Some recent commentary/opinion pieces weigh in on the need for more time to help close the achievement gap. An opinion article in on the Minneapolis Post site today says we don't have an achievement gap as much as we have a "learning gap," arguing that education leaders have largely ignored the importance of out-of-school experiences to improve student outcomes.
"Learning beyond the classroom prepares youth for learning in the classroom. To focus on the classroom as if it exists in a vacuum will never allow us to close the learning gap," writes Paul Meunier, director of services with the Minnesota Youth Intervention Programs, adding that youth-intervention programs can be particularly powerful. "Youth-intervention programs are an important part of the solution. Generally provided outside of the school setting, these programs meet the needs of youth who have lost sight of the need to learn and falling out of favor with the broader community."
Others seem to be more hesitant to agree.
According to an opinion piece in the Chicago Sun-Times, some parents in Chicago aren't ready to have all the district's schools shift to a longer calendar next year. As you may remember, some schools in the city have piloted an expanded learning model this year, with a plan to go districtwide by next school year.

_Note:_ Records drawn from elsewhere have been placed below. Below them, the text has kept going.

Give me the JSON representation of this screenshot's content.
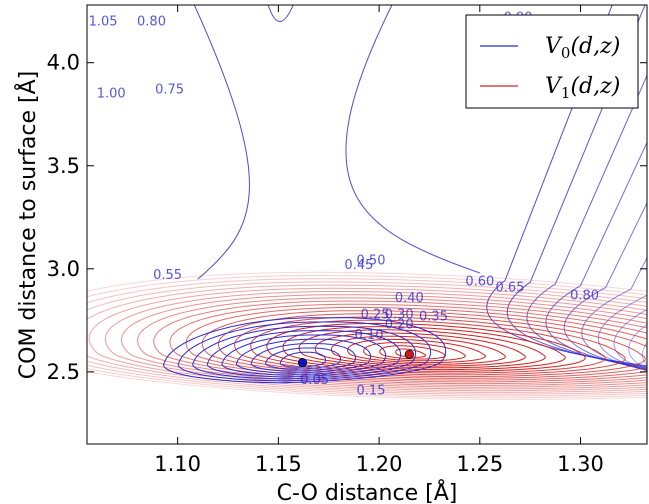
{
  "chart_data": {
    "type": "contour",
    "title": "",
    "xlabel": "C-O distance [Å]",
    "ylabel": "COM distance to surface [Å]",
    "xlim": [
      1.055,
      1.333
    ],
    "ylim": [
      2.15,
      4.28
    ],
    "xticks": [
      "1.10",
      "1.15",
      "1.20",
      "1.25",
      "1.30"
    ],
    "yticks": [
      "2.5",
      "3.0",
      "3.5",
      "4.0"
    ],
    "grid": false,
    "legend_position": "top-right",
    "legend": [
      {
        "label": "V0(d,z)",
        "base": "V",
        "sub": "0",
        "args": "(d,z)",
        "color": "#2b2bd6"
      },
      {
        "label": "V1(d,z)",
        "base": "V",
        "sub": "1",
        "args": "(d,z)",
        "color": "#d62020"
      }
    ],
    "series": [
      {
        "name": "V0(d,z)",
        "color": "#2b2bd6",
        "minimum": {
          "x": 1.162,
          "y": 2.545
        }
      },
      {
        "name": "V1(d,z)",
        "color": "#d62020",
        "minimum": {
          "x": 1.215,
          "y": 2.585
        }
      }
    ],
    "contour_labels": [
      {
        "text": "0.05",
        "x": 1.168,
        "y": 2.44,
        "series": "V0(d,z)"
      },
      {
        "text": "0.10",
        "x": 1.195,
        "y": 2.66,
        "series": "V0(d,z)"
      },
      {
        "text": "0.15",
        "x": 1.196,
        "y": 2.39,
        "series": "V0(d,z)"
      },
      {
        "text": "0.20",
        "x": 1.21,
        "y": 2.71,
        "series": "V0(d,z)"
      },
      {
        "text": "0.25",
        "x": 1.198,
        "y": 2.76,
        "series": "V0(d,z)"
      },
      {
        "text": "0.30",
        "x": 1.21,
        "y": 2.76,
        "series": "V0(d,z)"
      },
      {
        "text": "0.35",
        "x": 1.227,
        "y": 2.75,
        "series": "V0(d,z)"
      },
      {
        "text": "0.40",
        "x": 1.215,
        "y": 2.84,
        "series": "V0(d,z)"
      },
      {
        "text": "0.45",
        "x": 1.19,
        "y": 3.0,
        "series": "V0(d,z)"
      },
      {
        "text": "0.50",
        "x": 1.196,
        "y": 3.02,
        "series": "V0(d,z)"
      },
      {
        "text": "0.55",
        "x": 1.095,
        "y": 2.95,
        "series": "V0(d,z)"
      },
      {
        "text": "0.60",
        "x": 1.25,
        "y": 2.92,
        "series": "V0(d,z)"
      },
      {
        "text": "0.65",
        "x": 1.265,
        "y": 2.89,
        "series": "V0(d,z)"
      },
      {
        "text": "0.75",
        "x": 1.096,
        "y": 3.85,
        "series": "V0(d,z)"
      },
      {
        "text": "0.80",
        "x": 1.087,
        "y": 4.18,
        "series": "V0(d,z)"
      },
      {
        "text": "0.80",
        "x": 1.302,
        "y": 2.85,
        "series": "V0(d,z)"
      },
      {
        "text": "0.90",
        "x": 1.269,
        "y": 4.2,
        "series": "V0(d,z)"
      },
      {
        "text": "1.00",
        "x": 1.067,
        "y": 3.83,
        "series": "V0(d,z)"
      },
      {
        "text": "1.05",
        "x": 1.063,
        "y": 4.18,
        "series": "V0(d,z)"
      }
    ]
  }
}
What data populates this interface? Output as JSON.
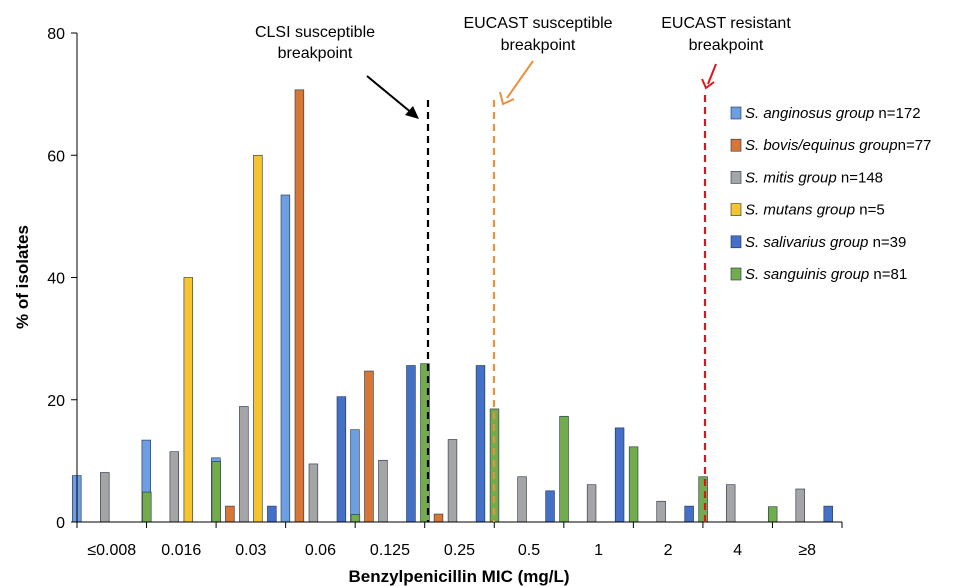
{
  "chart_data": {
    "type": "bar",
    "xlabel": "Benzylpenicillin MIC (mg/L)",
    "ylabel": "% of isolates",
    "ylim": [
      0,
      80
    ],
    "yticks": [
      "0",
      "20",
      "40",
      "60",
      "80"
    ],
    "categories": [
      "≤0.008",
      "0.016",
      "0.03",
      "0.06",
      "0.125",
      "0.25",
      "0.5",
      "1",
      "2",
      "4",
      "≥8"
    ],
    "series": [
      {
        "name": "S. anginosus group",
        "suffix": " n=172",
        "color": "#6d9ee1",
        "values": [
          7.6,
          13.4,
          10.5,
          53.5,
          15.1,
          0,
          0,
          0,
          0,
          0,
          0
        ]
      },
      {
        "name": "S. bovis/equinus group",
        "suffix": "n=77",
        "color": "#d87735",
        "values": [
          0,
          0,
          2.6,
          70.7,
          24.7,
          1.3,
          0,
          0,
          0,
          0,
          0
        ]
      },
      {
        "name": "S. mitis group",
        "suffix": " n=148",
        "color": "#a5a5a5",
        "values": [
          8.1,
          11.5,
          18.9,
          9.5,
          10.1,
          13.5,
          7.4,
          6.1,
          3.4,
          6.1,
          5.4
        ]
      },
      {
        "name": "S. mutans group",
        "suffix": " n=5",
        "color": "#f7c431",
        "values": [
          0,
          40.0,
          60.0,
          0,
          0,
          0,
          0,
          0,
          0,
          0,
          0
        ]
      },
      {
        "name": "S. salivarius group",
        "suffix": " n=39",
        "color": "#4470c7",
        "values": [
          0,
          0,
          2.6,
          20.5,
          25.6,
          25.6,
          5.1,
          15.4,
          2.6,
          0,
          2.6
        ]
      },
      {
        "name": "S. sanguinis group",
        "suffix": " n=81",
        "color": "#72ac4c",
        "values": [
          4.9,
          9.9,
          0,
          1.2,
          25.9,
          18.5,
          17.3,
          12.3,
          7.4,
          2.5,
          0
        ]
      }
    ],
    "breakpoints": [
      {
        "label_line1": "CLSI susceptible",
        "label_line2": "breakpoint",
        "color": "#000000"
      },
      {
        "label_line1": "EUCAST susceptible",
        "label_line2": "breakpoint",
        "color": "#e8913e"
      },
      {
        "label_line1": "EUCAST resistant",
        "label_line2": "breakpoint",
        "color": "#e0151b"
      }
    ],
    "legend_position": "right",
    "grid": false
  }
}
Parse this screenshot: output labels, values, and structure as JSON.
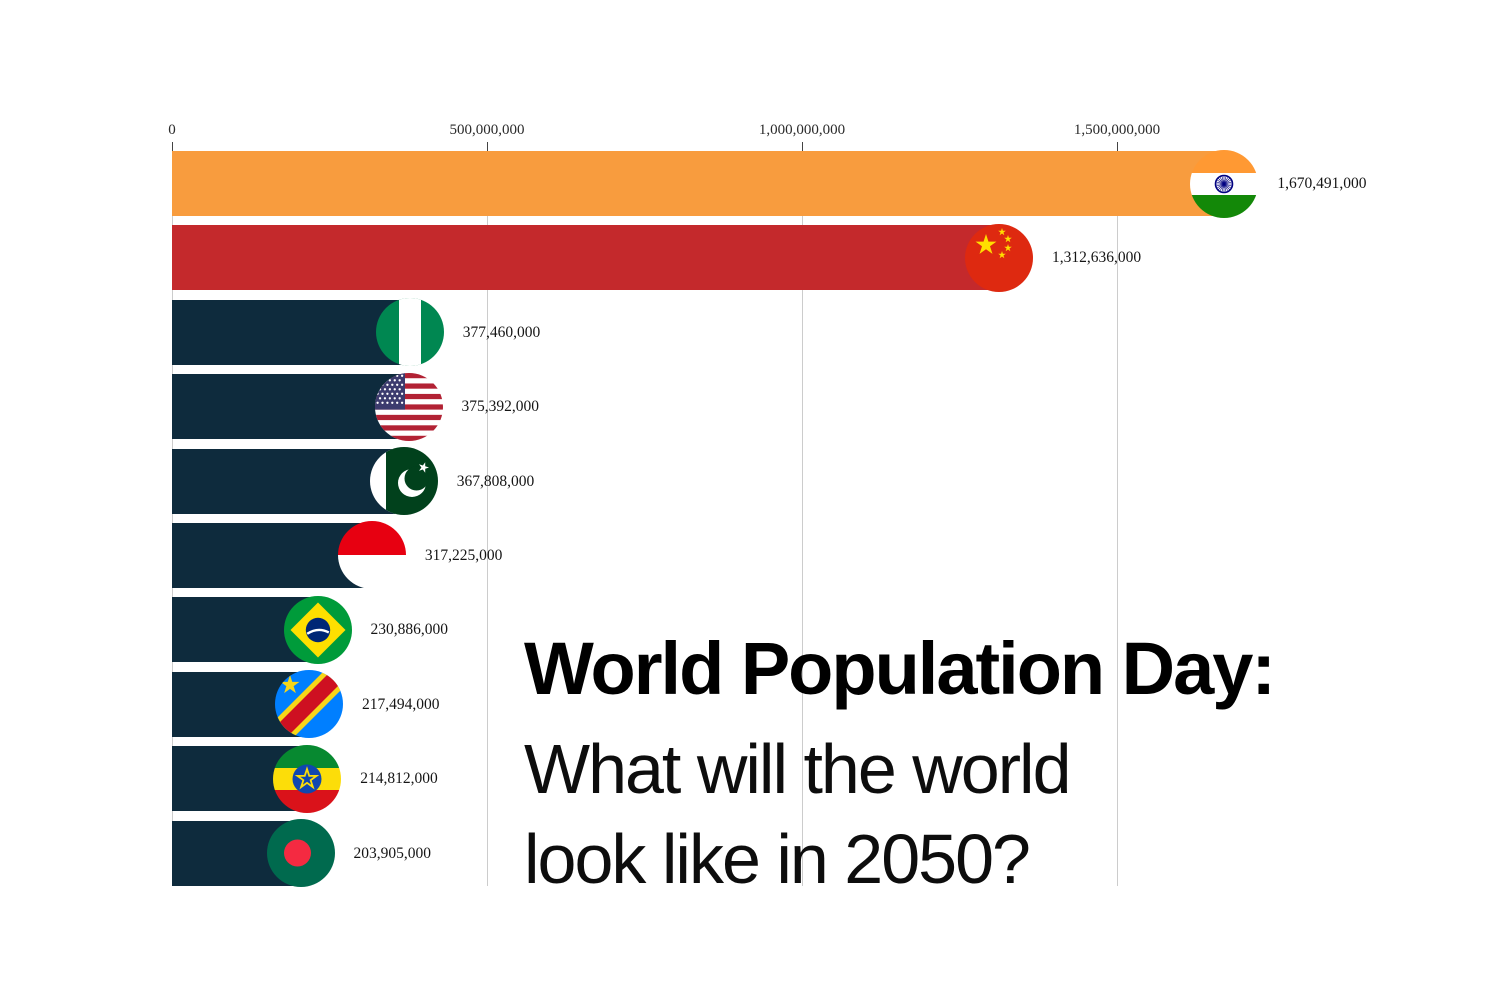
{
  "title": {
    "heading": "World Population Day:",
    "line1": "What will the world",
    "line2": "look like in 2050?"
  },
  "chart_data": {
    "type": "bar",
    "orientation": "horizontal",
    "title": "World Population Day: What will the world look like in 2050?",
    "xlabel": "",
    "ylabel": "",
    "unit": "people",
    "grid": true,
    "legend": "none",
    "xlim": [
      0,
      1750000000
    ],
    "x_ticks": [
      {
        "label": "0",
        "value": 0
      },
      {
        "label": "500,000,000",
        "value": 500000000
      },
      {
        "label": "1,000,000,000",
        "value": 1000000000
      },
      {
        "label": "1,500,000,000",
        "value": 1500000000
      }
    ],
    "categories": [
      "India",
      "China",
      "Nigeria",
      "United States",
      "Pakistan",
      "Indonesia",
      "Brazil",
      "DR Congo",
      "Ethiopia",
      "Bangladesh"
    ],
    "values": [
      1670491000,
      1312636000,
      377460000,
      375392000,
      367808000,
      317225000,
      230886000,
      217494000,
      214812000,
      203905000
    ],
    "value_labels": [
      "1,670,491,000",
      "1,312,636,000",
      "377,460,000",
      "375,392,000",
      "367,808,000",
      "317,225,000",
      "230,886,000",
      "217,494,000",
      "214,812,000",
      "203,905,000"
    ],
    "bar_colors": [
      "#f89c3e",
      "#c4292c",
      "#0e2b3d",
      "#0e2b3d",
      "#0e2b3d",
      "#0e2b3d",
      "#0e2b3d",
      "#0e2b3d",
      "#0e2b3d",
      "#0e2b3d"
    ],
    "flag_icons": [
      "india-flag-icon",
      "china-flag-icon",
      "nigeria-flag-icon",
      "usa-flag-icon",
      "pakistan-flag-icon",
      "indonesia-flag-icon",
      "brazil-flag-icon",
      "dr-congo-flag-icon",
      "ethiopia-flag-icon",
      "bangladesh-flag-icon"
    ]
  },
  "colors": {
    "highlight_bar_1": "#f89c3e",
    "highlight_bar_2": "#c4292c",
    "default_bar": "#0e2b3d",
    "gridline": "#cccccc",
    "background": "#ffffff"
  }
}
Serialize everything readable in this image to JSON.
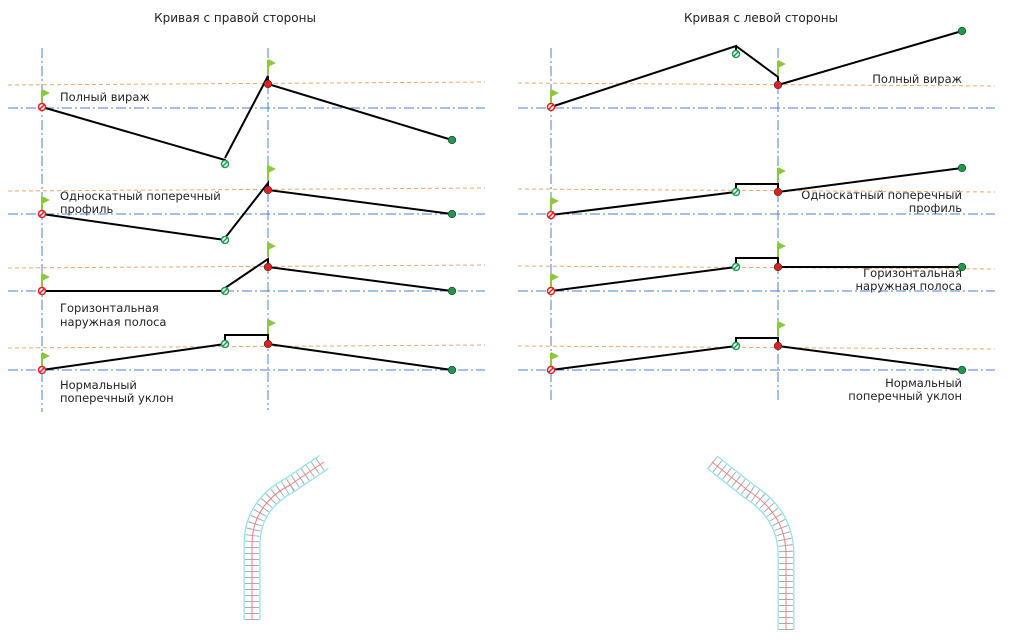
{
  "left_panel": {
    "title": "Кривая с правой стороны",
    "rows": [
      {
        "label_lines": [
          "Полный вираж"
        ]
      },
      {
        "label_lines": [
          "Односкатный поперечный",
          "профиль"
        ]
      },
      {
        "label_lines": [
          "Горизонтальная",
          "наружная полоса"
        ]
      },
      {
        "label_lines": [
          "Нормальный",
          "поперечный уклон"
        ]
      }
    ]
  },
  "right_panel": {
    "title": "Кривая с левой стороны",
    "rows": [
      {
        "label_lines": [
          "Полный вираж"
        ]
      },
      {
        "label_lines": [
          "Односкатный поперечный",
          "профиль"
        ]
      },
      {
        "label_lines": [
          "Горизонтальная",
          "наружная полоса"
        ]
      },
      {
        "label_lines": [
          "Нормальный",
          "поперечный уклон"
        ]
      }
    ]
  },
  "colors": {
    "axis_line": "#4a7fd0",
    "reference_line": "#f4a56a",
    "profile_line": "#000000",
    "flag": "#8dc63f",
    "start_marker": "#e02020",
    "end_marker": "#1a9a4a",
    "road_edge": "#8fe0f0",
    "centerline": "#f08080"
  }
}
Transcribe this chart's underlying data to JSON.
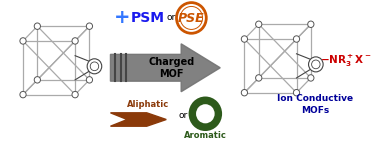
{
  "bg_color": "#ffffff",
  "psm_text": "PSM",
  "pse_text": "PSE",
  "psm_color": "#1a1aee",
  "pse_color": "#cc5500",
  "pse_circle_color": "#cc5500",
  "plus_color": "#3377ff",
  "charged_mof_text": "Charged\nMOF",
  "arrow_color": "#777777",
  "nr3x_color": "#cc0000",
  "ion_text": "Ion Conductive\nMOFs",
  "ion_color": "#000099",
  "aliphatic_text": "Aliphatic",
  "aliphatic_color": "#8B3A0A",
  "aromatic_text": "Aromatic",
  "aromatic_color": "#2d5a1b",
  "or_text": "or",
  "node_color": "#aaaaaa",
  "node_edge": "#555555",
  "line_color": "#aaaaaa",
  "benzene_color": "#444444"
}
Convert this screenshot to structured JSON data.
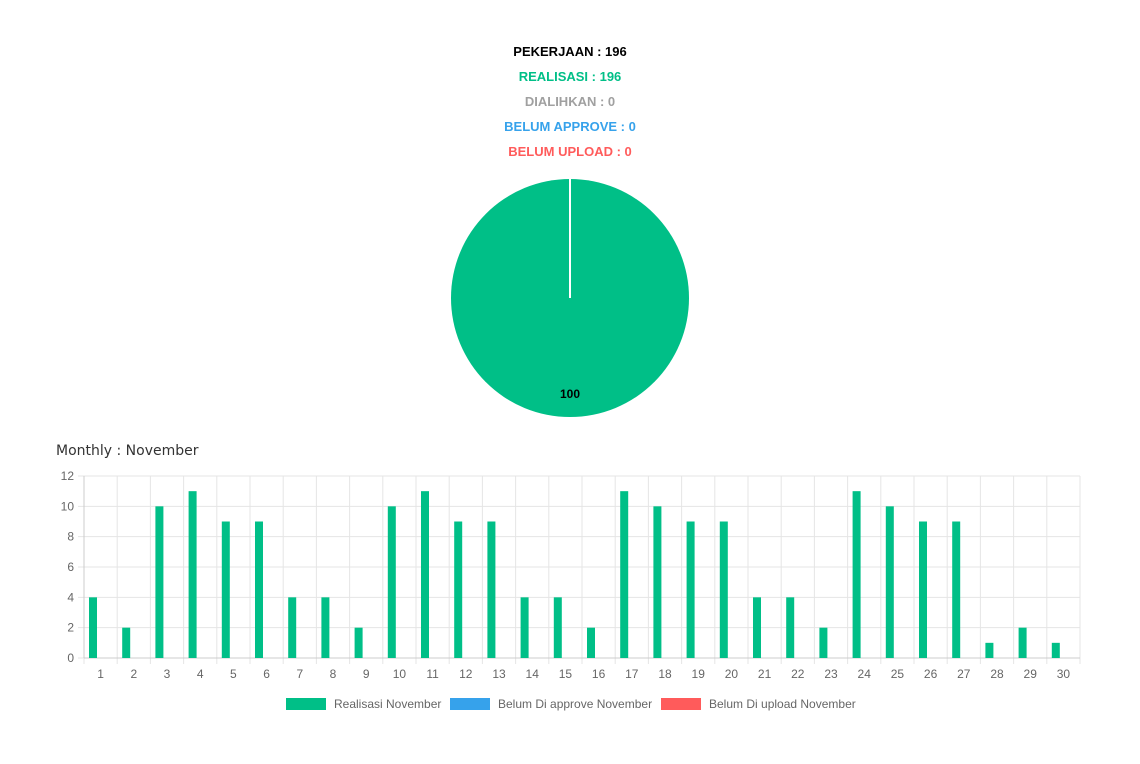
{
  "summary": {
    "pekerjaan": "PEKERJAAN : 196",
    "realisasi": "REALISASI : 196",
    "dialihkan": "DIALIHKAN : 0",
    "belum_approve": "BELUM APPROVE : 0",
    "belum_upload": "BELUM UPLOAD : 0"
  },
  "colors": {
    "black": "#000000",
    "green": "#00BF87",
    "gray": "#A0A0A0",
    "blue": "#36A2EB",
    "red": "#FF5B5B",
    "grid": "#E5E5E5",
    "tick": "#666666"
  },
  "chart_data": [
    {
      "type": "pie",
      "labels": [
        "Realisasi",
        "Dialihkan",
        "Belum Approve",
        "Belum Upload"
      ],
      "values": [
        100,
        0,
        0,
        0
      ],
      "data_labels": [
        "100"
      ]
    },
    {
      "type": "bar",
      "title": "Monthly : November",
      "categories": [
        "1",
        "2",
        "3",
        "4",
        "5",
        "6",
        "7",
        "8",
        "9",
        "10",
        "11",
        "12",
        "13",
        "14",
        "15",
        "16",
        "17",
        "18",
        "19",
        "20",
        "21",
        "22",
        "23",
        "24",
        "25",
        "26",
        "27",
        "28",
        "29",
        "30"
      ],
      "series": [
        {
          "name": "Realisasi November",
          "values": [
            4,
            2,
            10,
            11,
            9,
            9,
            4,
            4,
            2,
            10,
            11,
            9,
            9,
            4,
            4,
            2,
            11,
            10,
            9,
            9,
            4,
            4,
            2,
            11,
            10,
            9,
            9,
            1,
            2,
            1
          ]
        },
        {
          "name": "Belum Di approve November",
          "values": [
            0,
            0,
            0,
            0,
            0,
            0,
            0,
            0,
            0,
            0,
            0,
            0,
            0,
            0,
            0,
            0,
            0,
            0,
            0,
            0,
            0,
            0,
            0,
            0,
            0,
            0,
            0,
            0,
            0,
            0
          ]
        },
        {
          "name": "Belum Di upload November",
          "values": [
            0,
            0,
            0,
            0,
            0,
            0,
            0,
            0,
            0,
            0,
            0,
            0,
            0,
            0,
            0,
            0,
            0,
            0,
            0,
            0,
            0,
            0,
            0,
            0,
            0,
            0,
            0,
            0,
            0,
            0
          ]
        }
      ],
      "ylim": [
        0,
        12
      ],
      "yticks": [
        "0",
        "2",
        "4",
        "6",
        "8",
        "10",
        "12"
      ],
      "grid": true,
      "legend": "bottom"
    }
  ]
}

"Without careful planning, adequate funding, and real meaningful dialogue among all stakeholders, nothing of significance for our children can come from the initiative," the piece reads. "Many parents believe the media aren't giving the issue the coverage it deserves and are failing to ask critical questions about funding, staffing, and safety."
And in other news in the out-of-school/expanded learning realm:
Hilton Worldwide, the corporate organization that backs the global hotel chain, is partnering with Global Kids, a nonprofit that runs out-of-school-time programs focused on global learning in the District of Columbia and New York City, to support its programs. Hilton Worldwide staff will begin volunteering in the D.C. locations initially, providing career mentoring and service-learning activities. Global Kids reaches more than 14,000 students each year.